Juru Bicara BPN Prabowo-Sandi, Andre Rosiade menegasakan jika kejadian yang dialami cawapres Sandiaga ketika ditolak di Pasar Kota Pinang, Sumatera Utara murni dan tak ada rekayasa.
“Emang pak Prabowo-Sandi itu pemain sinetron? Mereka itu apa adanya,” ujar Andre ketika dihubungi Okezone, Rabu (12/12/2018).

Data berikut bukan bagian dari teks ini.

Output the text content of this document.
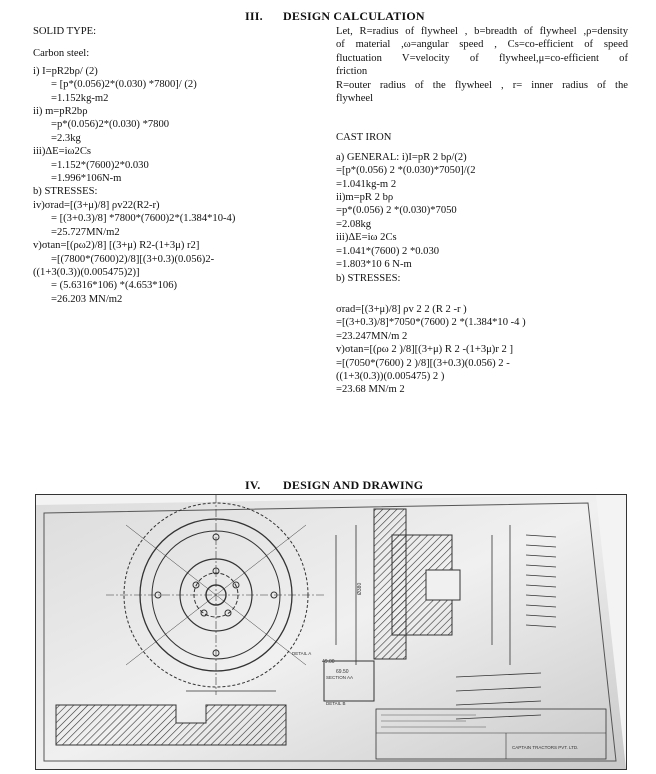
III. DESIGN CALCULATION
SOLID TYPE:
Carbon steel:
i) I=pR2bρ/ (2)
= [p*(0.056)2*(0.030) *7800]/ (2)
=1.152kg-m2
ii) m=pR2bρ
=p*(0.056)2*(0.030) *7800
=2.3kg
iii)ΔE=iω2Cs
=1.152*(7600)2*0.030
=1.996*106N-m
b) STRESSES:
iv)σrad=[(3+μ)/8] ρv22(R2-r)
= [(3+0.3)/8] *7800*(7600)2*(1.384*10-4)
=25.727MN/m2
v)σtan=[(ρω2)/8] [(3+μ) R2-(1+3μ) r2]
=[(7800*(7600)2)/8][(3+0.3)(0.056)2-
((1+3(0.3))(0.005475)2)]
= (5.6316*106) *(4.653*106)
=26.203 MN/m2
Let, R=radius of flywheel , b=breadth of flywheel ,ρ=density
of material ,ω=angular speed , Cs=co-efficient of speed
fluctuation V=velocity of flywheel,μ=co-efficient of
friction
R=outer radius of the flywheel , r= inner radius of the
flywheel
CAST IRON
a) GENERAL: i)I=pR 2 bρ/(2)
=[p*(0.056) 2 *(0.030)*7050]/(2
=1.041kg-m 2
ii)m=pR 2 bρ
=p*(0.056) 2 *(0.030)*7050
=2.08kg
iii)ΔE=iω 2Cs
=1.041*(7600) 2 *0.030
=1.803*10 6 N-m
b) STRESSES:
σrad=[(3+μ)/8] ρv 2 2 (R 2 -r )
=[(3+0.3)/8]*7050*(7600) 2 *(1.384*10 -4 )
=23.247MN/m 2
v)σtan=[(ρω 2 )/8][(3+μ) R 2 -(1+3μ)r 2 ]
=[(7050*(7600) 2 )/8][(3+0.3)(0.056) 2 -
((1+3(0.3))(0.005475) 2 )
=23.68 MN/m 2
IV. DESIGN AND DRAWING
CAPTAIN TRACTORS PVT. LTD.
69.50
49.00
SECTION AA
DETAIL A
DETAIL B
Ø380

Andre menegaskan, jika dirinya sempat menangakan kejadian itu kepada pendamping Sandiaga Uno usai adanya video yang viral itu.
Dimana ketika cawapres nomor urut 02 itu datang ke pasar terdapat poster penolakan itu. Lantaran merasa terketuk, Sandi pun menyambangi orang tersebut untuk aja berbincang dan tak meminta poster itu.
(Baca Juga: #Sandiwarauno Ramai di Twitter, TKN Sebut Sandiaga Bermain Playing Victim)
“Bang sandi menemukan poster itu dan bang Sandi mengajak bicara ke orang itu. Lalu ada relawan mau membuka poster itu dan tidak diperbolehkan sama bang Sandi,” jelas Andre.